В комнате рядом со мной кто-то очень ясно ходит, и когда я туда войду со свечой – никого нет…
Это она ходила. Она была с ним повсюду. А началось это единение с чувства духовного материнства и духовного сыновства в любви. Материнство было и в чувстве Элоизы к Абеляру, а вот сыновства в его чувстве к ней не было… Она мечтала о нем как о высшей форме отношений между мужчиной и женщиной, что бы ни отдала она, чтобы он рассказывал ей как матери о том, что страшно и что не страшно!..
Когда я был такой, как на портрете, который ты смотрела, – писал Толстой 24 сентября 1867 года, – я был маленький, и мне взяли гувернера, и он со мной гулял в Веймарском парке с собакой, и он не позволял мне давать собаке нести палку – он говорил, что это не годится в парке герцога. И он мне объяснял историю Фауста, и он уверял, что когда Фауст возвратился домой с черной собакой, он ей говорил: «Пудель, зачем ты бормочешь? Пудель, не бормочи!» – и я навострял уши и слушал.

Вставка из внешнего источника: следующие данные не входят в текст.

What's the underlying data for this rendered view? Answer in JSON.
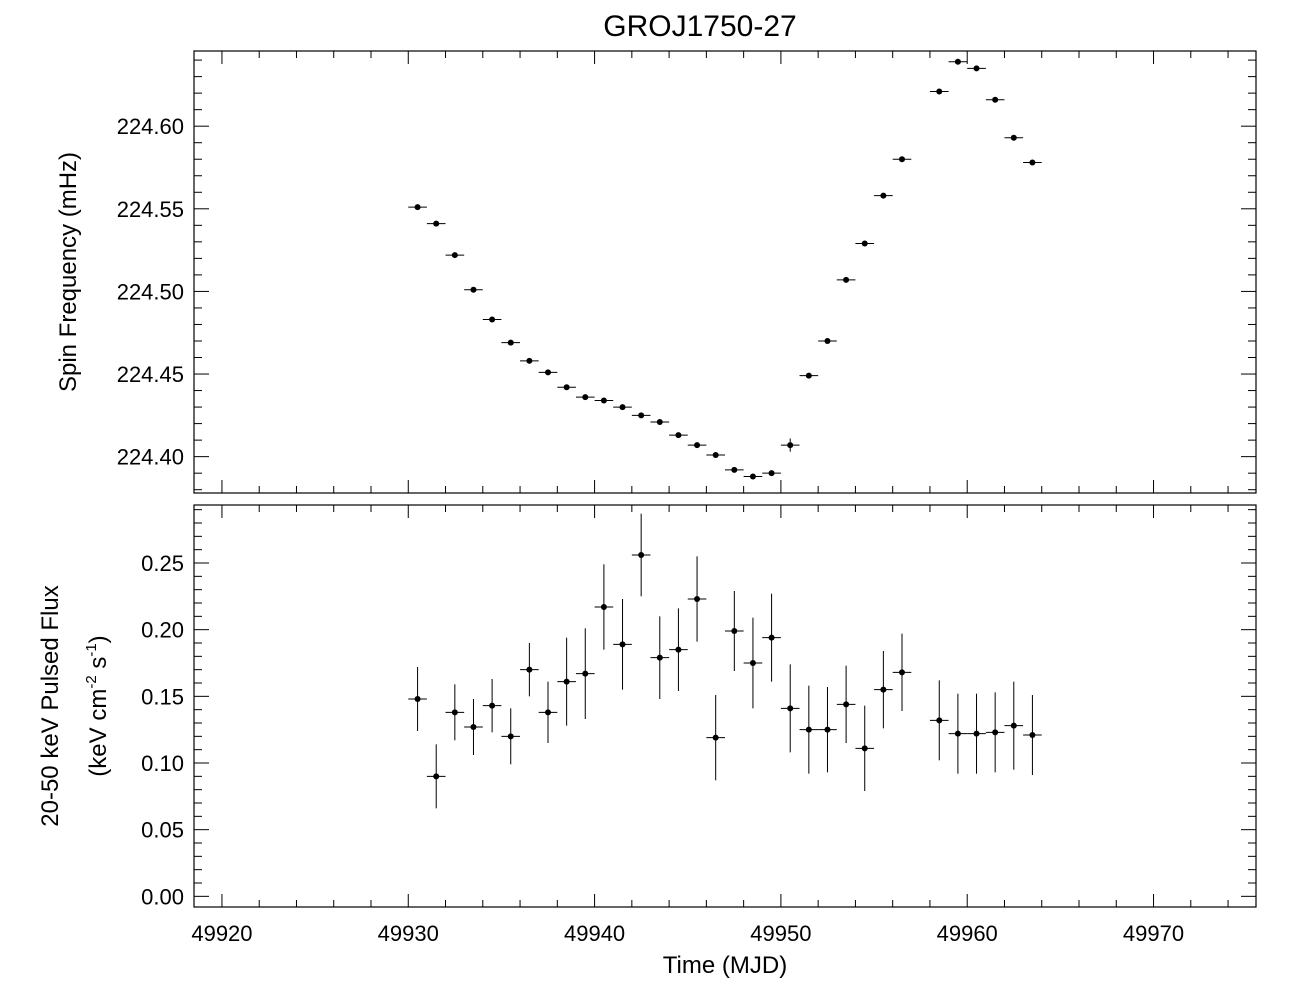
{
  "chart_data": [
    {
      "type": "scatter",
      "panel": "top",
      "title": "GROJ1750-27",
      "xlabel": "",
      "ylabel": "Spin Frequency (mHz)",
      "xlim": [
        49918.5,
        49975.5
      ],
      "ylim": [
        224.378,
        224.6455
      ],
      "yticks": [
        "224.40",
        "224.45",
        "224.50",
        "224.55",
        "224.60"
      ],
      "ytick_values": [
        224.4,
        224.45,
        224.5,
        224.55,
        224.6
      ],
      "xerr": 0.5,
      "points": [
        {
          "x": 49930.5,
          "y": 224.551,
          "yerr": 0.001
        },
        {
          "x": 49931.5,
          "y": 224.541,
          "yerr": 0.001
        },
        {
          "x": 49932.5,
          "y": 224.522,
          "yerr": 0.001
        },
        {
          "x": 49933.5,
          "y": 224.501,
          "yerr": 0.001
        },
        {
          "x": 49934.5,
          "y": 224.483,
          "yerr": 0.001
        },
        {
          "x": 49935.5,
          "y": 224.469,
          "yerr": 0.001
        },
        {
          "x": 49936.5,
          "y": 224.458,
          "yerr": 0.001
        },
        {
          "x": 49937.5,
          "y": 224.451,
          "yerr": 0.001
        },
        {
          "x": 49938.5,
          "y": 224.442,
          "yerr": 0.001
        },
        {
          "x": 49939.5,
          "y": 224.436,
          "yerr": 0.001
        },
        {
          "x": 49940.5,
          "y": 224.434,
          "yerr": 0.001
        },
        {
          "x": 49941.5,
          "y": 224.43,
          "yerr": 0.001
        },
        {
          "x": 49942.5,
          "y": 224.425,
          "yerr": 0.001
        },
        {
          "x": 49943.5,
          "y": 224.421,
          "yerr": 0.001
        },
        {
          "x": 49944.5,
          "y": 224.413,
          "yerr": 0.001
        },
        {
          "x": 49945.5,
          "y": 224.407,
          "yerr": 0.001
        },
        {
          "x": 49946.5,
          "y": 224.401,
          "yerr": 0.001
        },
        {
          "x": 49947.5,
          "y": 224.392,
          "yerr": 0.001
        },
        {
          "x": 49948.5,
          "y": 224.388,
          "yerr": 0.001
        },
        {
          "x": 49949.5,
          "y": 224.39,
          "yerr": 0.001
        },
        {
          "x": 49950.5,
          "y": 224.407,
          "yerr": 0.004
        },
        {
          "x": 49951.5,
          "y": 224.449,
          "yerr": 0.001
        },
        {
          "x": 49952.5,
          "y": 224.47,
          "yerr": 0.001
        },
        {
          "x": 49953.5,
          "y": 224.507,
          "yerr": 0.001
        },
        {
          "x": 49954.5,
          "y": 224.529,
          "yerr": 0.001
        },
        {
          "x": 49955.5,
          "y": 224.558,
          "yerr": 0.001
        },
        {
          "x": 49956.5,
          "y": 224.58,
          "yerr": 0.001
        },
        {
          "x": 49958.5,
          "y": 224.621,
          "yerr": 0.001
        },
        {
          "x": 49959.5,
          "y": 224.639,
          "yerr": 0.001
        },
        {
          "x": 49960.5,
          "y": 224.635,
          "yerr": 0.001
        },
        {
          "x": 49961.5,
          "y": 224.616,
          "yerr": 0.001
        },
        {
          "x": 49962.5,
          "y": 224.593,
          "yerr": 0.001
        },
        {
          "x": 49963.5,
          "y": 224.578,
          "yerr": 0.001
        }
      ]
    },
    {
      "type": "scatter",
      "panel": "bottom",
      "title": "",
      "xlabel": "Time (MJD)",
      "ylabel_line1": "20-50 keV Pulsed Flux",
      "ylabel_line2_pre": "(keV cm",
      "ylabel_line2_sup1": "-2",
      "ylabel_line2_mid": " s",
      "ylabel_line2_sup2": "-1",
      "ylabel_line2_post": ")",
      "xlim": [
        49918.5,
        49975.5
      ],
      "ylim": [
        -0.008,
        0.2935
      ],
      "xticks": [
        "49920",
        "49930",
        "49940",
        "49950",
        "49960",
        "49970"
      ],
      "xtick_values": [
        49920,
        49930,
        49940,
        49950,
        49960,
        49970
      ],
      "yticks": [
        "0.00",
        "0.05",
        "0.10",
        "0.15",
        "0.20",
        "0.25"
      ],
      "ytick_values": [
        0.0,
        0.05,
        0.1,
        0.15,
        0.2,
        0.25
      ],
      "xerr": 0.5,
      "points": [
        {
          "x": 49930.5,
          "y": 0.148,
          "yerr": 0.024
        },
        {
          "x": 49931.5,
          "y": 0.09,
          "yerr": 0.024
        },
        {
          "x": 49932.5,
          "y": 0.138,
          "yerr": 0.021
        },
        {
          "x": 49933.5,
          "y": 0.127,
          "yerr": 0.021
        },
        {
          "x": 49934.5,
          "y": 0.143,
          "yerr": 0.02
        },
        {
          "x": 49935.5,
          "y": 0.12,
          "yerr": 0.021
        },
        {
          "x": 49936.5,
          "y": 0.17,
          "yerr": 0.02
        },
        {
          "x": 49937.5,
          "y": 0.138,
          "yerr": 0.023
        },
        {
          "x": 49938.5,
          "y": 0.161,
          "yerr": 0.033
        },
        {
          "x": 49939.5,
          "y": 0.167,
          "yerr": 0.034
        },
        {
          "x": 49940.5,
          "y": 0.217,
          "yerr": 0.032
        },
        {
          "x": 49941.5,
          "y": 0.189,
          "yerr": 0.034
        },
        {
          "x": 49942.5,
          "y": 0.256,
          "yerr": 0.031
        },
        {
          "x": 49943.5,
          "y": 0.179,
          "yerr": 0.031
        },
        {
          "x": 49944.5,
          "y": 0.185,
          "yerr": 0.031
        },
        {
          "x": 49945.5,
          "y": 0.223,
          "yerr": 0.032
        },
        {
          "x": 49946.5,
          "y": 0.119,
          "yerr": 0.032
        },
        {
          "x": 49947.5,
          "y": 0.199,
          "yerr": 0.03
        },
        {
          "x": 49948.5,
          "y": 0.175,
          "yerr": 0.034
        },
        {
          "x": 49949.5,
          "y": 0.194,
          "yerr": 0.033
        },
        {
          "x": 49950.5,
          "y": 0.141,
          "yerr": 0.033
        },
        {
          "x": 49951.5,
          "y": 0.125,
          "yerr": 0.033
        },
        {
          "x": 49952.5,
          "y": 0.125,
          "yerr": 0.032
        },
        {
          "x": 49953.5,
          "y": 0.144,
          "yerr": 0.029
        },
        {
          "x": 49954.5,
          "y": 0.111,
          "yerr": 0.032
        },
        {
          "x": 49955.5,
          "y": 0.155,
          "yerr": 0.029
        },
        {
          "x": 49956.5,
          "y": 0.168,
          "yerr": 0.029
        },
        {
          "x": 49958.5,
          "y": 0.132,
          "yerr": 0.03
        },
        {
          "x": 49959.5,
          "y": 0.122,
          "yerr": 0.03
        },
        {
          "x": 49960.5,
          "y": 0.122,
          "yerr": 0.03
        },
        {
          "x": 49961.5,
          "y": 0.123,
          "yerr": 0.03
        },
        {
          "x": 49962.5,
          "y": 0.128,
          "yerr": 0.033
        },
        {
          "x": 49963.5,
          "y": 0.121,
          "yerr": 0.03
        }
      ]
    }
  ]
}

А через несколько дней он ей пишет, что видел, тоже в старом замке, инструменты миннезингеров XII века:
Как бы тебе там понравилось и показалось бы уютно!
Он пишет ей о доме Гете, о старых городах и картинах, о живописных стариках, о собаках и о деревьях…
Он все острее и все больнее воспринимал бесценные мимолетности жизни. Он видел мир в новых измерениях, переживал его историю, минувшие века как историю собственной жизни.
В письмах его нарастает новая тема: сыновности в мире – любви сына к бесценным дарам, которые он получает из материнских рук, – этим паркам, этим озерам, этим голубям, этим старинным улицам.
…Почти через сто лет письма А. К. Толстого к С. А. Толстой будет читать и перечитывать на чужбине, во Франции, Иван Алексеевич Бунин – русский художник, чувствовавший с остротой необыкновенной бесценность, телесно-духовную красоту мира. И он напишет женщине, которой был тогда увлечен, Марии Владимировне Карамзиной, о А. К. Толстом:
Совершенно удивительный был человек (и поэт конечно). Достаньте… и перечитайте.
За год до этого в письме к ней же, цитируя ее стихи (она была поэтессой):
Светил и туч полночный бег.
Струй низвергающихся топот…
Душа – кочующий ковчег В волнах любовного потопа… – он вдруг добавляет неожиданно:
А вот вам японские стихи – не дивитесь на такой дикий скачок в моей голове:
Огонь под пеплом,
Дом под снегом.
Полночь.
«Огонь под пеплом…»
Вероятно, оттого, что письма Алексея Константиновича Толстого соединяются в моем воображении с письмами Бунина к Карамзиной, я думаю иногда, читая и перечитывая их, об Японии, в которой никогда не был, и о рисунках японских художников… Один из японских художников, чьи рисунки особенно много говорят моему сердцу, хотел в детстве покончить жизнь самоубийством и вдруг увидел, как заходит багрово-красное солнце и лучи его освещают холмы, и решил из жизни не уходить: разве можно расстаться с такой красотой! Он потом часто рисовал горы и землю в освещении этого багрово-красного солнца.